Both collections are inspired by our mission to transform waste and unwanted materials into dynamic products that evolve with people, in sync with our planet. Moving, changing, and evolving makes life worth living – but when we surround ourselves with “linear” products, they not only become a burden when life changes, but most likely waste too. Rather than asking people to live less like most environmental activists do, we have sought to create better products – beautiful, useful and endlessly recyclable to preserve the beauty of our planet while allowing people to do theirs Continue to enjoy life to the fullest.
What waste (and other) materials do you use, how did you choose those particular materials and how do you source them?
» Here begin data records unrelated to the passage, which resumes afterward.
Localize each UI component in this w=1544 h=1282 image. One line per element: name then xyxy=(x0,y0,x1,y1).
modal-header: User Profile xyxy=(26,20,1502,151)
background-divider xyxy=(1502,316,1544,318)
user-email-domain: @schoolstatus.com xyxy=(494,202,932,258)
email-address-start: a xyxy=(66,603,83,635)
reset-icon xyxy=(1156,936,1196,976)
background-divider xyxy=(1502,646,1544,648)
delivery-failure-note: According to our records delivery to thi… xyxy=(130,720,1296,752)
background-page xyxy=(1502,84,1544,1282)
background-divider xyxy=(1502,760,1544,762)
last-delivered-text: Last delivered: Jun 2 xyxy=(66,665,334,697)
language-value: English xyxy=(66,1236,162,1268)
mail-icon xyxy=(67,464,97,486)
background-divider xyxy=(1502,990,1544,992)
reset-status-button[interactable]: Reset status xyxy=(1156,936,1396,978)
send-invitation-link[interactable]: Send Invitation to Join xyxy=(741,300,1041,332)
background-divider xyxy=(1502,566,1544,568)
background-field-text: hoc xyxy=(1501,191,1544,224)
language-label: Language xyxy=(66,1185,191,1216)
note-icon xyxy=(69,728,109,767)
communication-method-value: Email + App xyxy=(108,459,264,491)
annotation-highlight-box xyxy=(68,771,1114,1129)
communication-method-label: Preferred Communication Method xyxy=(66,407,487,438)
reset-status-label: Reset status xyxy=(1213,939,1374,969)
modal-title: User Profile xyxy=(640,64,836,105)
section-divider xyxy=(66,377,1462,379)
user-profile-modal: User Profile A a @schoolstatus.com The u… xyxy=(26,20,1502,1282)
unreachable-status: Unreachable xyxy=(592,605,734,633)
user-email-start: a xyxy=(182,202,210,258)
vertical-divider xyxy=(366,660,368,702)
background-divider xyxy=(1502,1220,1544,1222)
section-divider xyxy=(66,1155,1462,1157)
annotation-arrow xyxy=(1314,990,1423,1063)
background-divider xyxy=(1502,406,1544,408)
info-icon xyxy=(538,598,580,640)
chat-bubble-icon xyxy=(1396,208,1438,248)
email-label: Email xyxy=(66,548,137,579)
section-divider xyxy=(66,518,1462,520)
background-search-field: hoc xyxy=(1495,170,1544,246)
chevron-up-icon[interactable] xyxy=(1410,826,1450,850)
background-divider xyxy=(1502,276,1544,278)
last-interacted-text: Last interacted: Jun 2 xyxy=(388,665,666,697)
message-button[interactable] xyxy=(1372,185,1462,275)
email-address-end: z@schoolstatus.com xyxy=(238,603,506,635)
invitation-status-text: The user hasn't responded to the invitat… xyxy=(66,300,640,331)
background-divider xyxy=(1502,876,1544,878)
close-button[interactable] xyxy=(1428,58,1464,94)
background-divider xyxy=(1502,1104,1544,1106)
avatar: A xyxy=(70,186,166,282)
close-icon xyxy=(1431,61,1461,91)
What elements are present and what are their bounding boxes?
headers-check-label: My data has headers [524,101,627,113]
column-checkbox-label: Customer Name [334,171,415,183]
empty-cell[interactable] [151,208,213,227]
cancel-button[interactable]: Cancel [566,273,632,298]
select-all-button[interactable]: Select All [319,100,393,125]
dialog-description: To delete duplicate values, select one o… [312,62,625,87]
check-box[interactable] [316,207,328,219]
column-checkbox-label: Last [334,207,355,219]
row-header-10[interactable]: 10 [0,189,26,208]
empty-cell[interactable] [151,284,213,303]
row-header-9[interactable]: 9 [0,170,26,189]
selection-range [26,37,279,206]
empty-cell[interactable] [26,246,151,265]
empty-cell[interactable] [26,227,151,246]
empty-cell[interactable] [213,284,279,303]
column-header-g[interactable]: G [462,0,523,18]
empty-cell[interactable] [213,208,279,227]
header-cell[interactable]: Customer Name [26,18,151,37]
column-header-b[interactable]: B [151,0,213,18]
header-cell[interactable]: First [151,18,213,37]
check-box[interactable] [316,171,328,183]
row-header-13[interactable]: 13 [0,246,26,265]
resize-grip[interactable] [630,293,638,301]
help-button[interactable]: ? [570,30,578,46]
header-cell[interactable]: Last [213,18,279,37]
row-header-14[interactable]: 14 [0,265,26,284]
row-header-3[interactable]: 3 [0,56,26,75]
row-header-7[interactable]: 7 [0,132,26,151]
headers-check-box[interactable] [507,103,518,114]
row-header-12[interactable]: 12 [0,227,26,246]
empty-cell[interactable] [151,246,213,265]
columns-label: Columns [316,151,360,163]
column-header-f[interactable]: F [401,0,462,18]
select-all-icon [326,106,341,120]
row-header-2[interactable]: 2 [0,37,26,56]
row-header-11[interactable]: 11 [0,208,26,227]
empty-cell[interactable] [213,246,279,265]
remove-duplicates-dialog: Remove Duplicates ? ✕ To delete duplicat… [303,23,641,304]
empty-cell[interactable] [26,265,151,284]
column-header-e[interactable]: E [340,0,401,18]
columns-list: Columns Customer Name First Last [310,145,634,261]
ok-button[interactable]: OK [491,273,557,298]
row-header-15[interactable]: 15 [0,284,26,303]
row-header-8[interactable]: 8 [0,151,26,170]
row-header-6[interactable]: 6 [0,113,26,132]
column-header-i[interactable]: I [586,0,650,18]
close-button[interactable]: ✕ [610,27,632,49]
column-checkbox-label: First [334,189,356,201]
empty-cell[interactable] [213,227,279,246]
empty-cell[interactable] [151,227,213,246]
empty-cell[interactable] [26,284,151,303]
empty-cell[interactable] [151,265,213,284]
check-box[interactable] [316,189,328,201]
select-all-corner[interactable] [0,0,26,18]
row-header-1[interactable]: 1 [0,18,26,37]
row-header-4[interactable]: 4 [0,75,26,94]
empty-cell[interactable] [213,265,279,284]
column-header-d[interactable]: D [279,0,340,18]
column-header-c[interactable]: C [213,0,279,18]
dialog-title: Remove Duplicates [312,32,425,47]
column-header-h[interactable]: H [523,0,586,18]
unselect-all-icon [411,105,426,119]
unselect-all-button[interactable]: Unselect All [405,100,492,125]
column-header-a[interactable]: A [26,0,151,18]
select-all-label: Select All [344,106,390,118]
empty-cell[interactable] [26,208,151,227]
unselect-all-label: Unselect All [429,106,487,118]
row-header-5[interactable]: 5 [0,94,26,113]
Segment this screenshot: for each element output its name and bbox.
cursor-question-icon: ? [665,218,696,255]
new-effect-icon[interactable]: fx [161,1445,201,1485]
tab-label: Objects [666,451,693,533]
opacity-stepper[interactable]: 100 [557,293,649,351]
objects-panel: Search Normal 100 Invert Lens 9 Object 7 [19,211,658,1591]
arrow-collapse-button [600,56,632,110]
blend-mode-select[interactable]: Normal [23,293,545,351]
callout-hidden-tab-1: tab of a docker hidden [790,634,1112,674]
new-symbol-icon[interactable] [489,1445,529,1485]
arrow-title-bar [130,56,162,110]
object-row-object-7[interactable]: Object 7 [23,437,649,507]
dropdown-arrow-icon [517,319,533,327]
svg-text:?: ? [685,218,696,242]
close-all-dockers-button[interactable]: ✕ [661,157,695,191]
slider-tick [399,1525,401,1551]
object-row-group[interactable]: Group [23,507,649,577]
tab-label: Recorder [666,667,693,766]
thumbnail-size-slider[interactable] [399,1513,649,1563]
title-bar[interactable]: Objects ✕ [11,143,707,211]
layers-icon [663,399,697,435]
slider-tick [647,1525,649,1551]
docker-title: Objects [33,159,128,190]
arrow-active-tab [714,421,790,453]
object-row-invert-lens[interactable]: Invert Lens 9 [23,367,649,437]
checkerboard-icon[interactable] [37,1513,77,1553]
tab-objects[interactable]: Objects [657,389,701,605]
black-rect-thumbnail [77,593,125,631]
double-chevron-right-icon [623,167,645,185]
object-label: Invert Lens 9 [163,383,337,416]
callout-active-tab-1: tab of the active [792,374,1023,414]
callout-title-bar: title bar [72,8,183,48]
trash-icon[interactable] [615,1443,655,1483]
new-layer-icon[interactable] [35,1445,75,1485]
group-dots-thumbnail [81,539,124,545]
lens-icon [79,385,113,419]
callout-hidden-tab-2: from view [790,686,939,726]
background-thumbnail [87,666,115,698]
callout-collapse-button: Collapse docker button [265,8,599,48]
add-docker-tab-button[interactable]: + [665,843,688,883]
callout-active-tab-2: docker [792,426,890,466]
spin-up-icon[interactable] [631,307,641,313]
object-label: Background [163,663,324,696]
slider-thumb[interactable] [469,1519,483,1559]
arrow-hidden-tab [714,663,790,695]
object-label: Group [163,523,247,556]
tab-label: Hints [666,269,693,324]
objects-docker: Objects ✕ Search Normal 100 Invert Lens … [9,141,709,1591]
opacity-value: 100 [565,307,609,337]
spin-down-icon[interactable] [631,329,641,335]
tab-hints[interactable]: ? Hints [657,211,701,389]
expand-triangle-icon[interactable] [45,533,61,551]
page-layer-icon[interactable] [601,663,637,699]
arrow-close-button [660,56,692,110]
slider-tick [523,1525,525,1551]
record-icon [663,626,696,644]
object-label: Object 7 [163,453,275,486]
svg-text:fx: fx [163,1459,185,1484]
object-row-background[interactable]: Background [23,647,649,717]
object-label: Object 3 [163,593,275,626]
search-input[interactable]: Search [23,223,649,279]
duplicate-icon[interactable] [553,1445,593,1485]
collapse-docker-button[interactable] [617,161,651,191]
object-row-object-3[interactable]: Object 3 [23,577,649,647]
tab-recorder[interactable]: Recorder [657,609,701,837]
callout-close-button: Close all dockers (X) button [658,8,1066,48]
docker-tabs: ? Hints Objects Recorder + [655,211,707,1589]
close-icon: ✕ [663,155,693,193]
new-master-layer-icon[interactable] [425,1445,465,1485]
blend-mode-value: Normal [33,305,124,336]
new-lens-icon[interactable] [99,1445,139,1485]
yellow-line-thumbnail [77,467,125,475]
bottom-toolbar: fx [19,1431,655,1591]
To create our collections, we’ve teamed up with suppliers who have access to both post-consumer waste, such as discarded plastic bottles and packaging, and post-industrial flows, such as gas and water pipes.
When did you first become interested in using waste as a raw material and what motivated this decision?
It was a long but steady process. I was able to learn through my studies and my work in the areas of B-Corp and circular economy as well as through first-hand experience in different countries and innovators. Jane Atfield was turning plastic junk into amazingly patterned furniture back in 1993, and one of my Supernovas partners turned PVC billboards into merchandising for the same advertisers in 2006. In the future, I can’t envision any other way of manufacturing any other business than a company that uses waste or unwanted materials as raw materials for its products.
What processes does the material have to go through to become the finished product?
We work with both 3D printing and industrial plastic manufacturing processes, where washed and shredded flakes of plastic waste are either converted into filaments for 3D printing or into uniquely patterned materials.
What happens to your products at the end of their life – can they get back into the circular economy?
We just launched our streaming service, a unique membership program that allows customers to exchange or return their products if their lifestyle and tastes change. We are also working on an innovative proposal for distributed closed-loop manufacturing. Stay tuned!
How did you feel when you first saw the conversion of waste material to product / prototype?
It was love at first sight – nothing else to say. We work hard every day to inspire other people to have this groundbreaking experience by bringing recycled products into their homes and offices.
How did people react to this project?
We are really excited about the overwhelmingly positive reactions from individuals, companies and the media to Supernova’s offerings and products. Despite the current difficulties in presenting them at trade fairs or in retail, we are very satisfied with the results achieved so far.
How do you think opinions on waste as a raw material are changing?
The global pandemic has accelerated the importance of raising people’s awareness of the fragility of our planet, and we have found that “sustainability” has become a major keyword in corporate press releases, media articles and social feeds. More and more brands are adding products made from recycled materials to their catalogs, and I’m sure people have started climbing the learning curve. To have a global impact, we need to make “circular” products as exciting, engaging, and rewarding for customers as “linear” ones.
What does the future hold in store for waste as a raw material?
Waste is becoming the new “raw material”. That is, when companies opt for a “closed loop” approach, in which products are collected back by the parent company at the end of their life cycle and converted into new products – over and over again.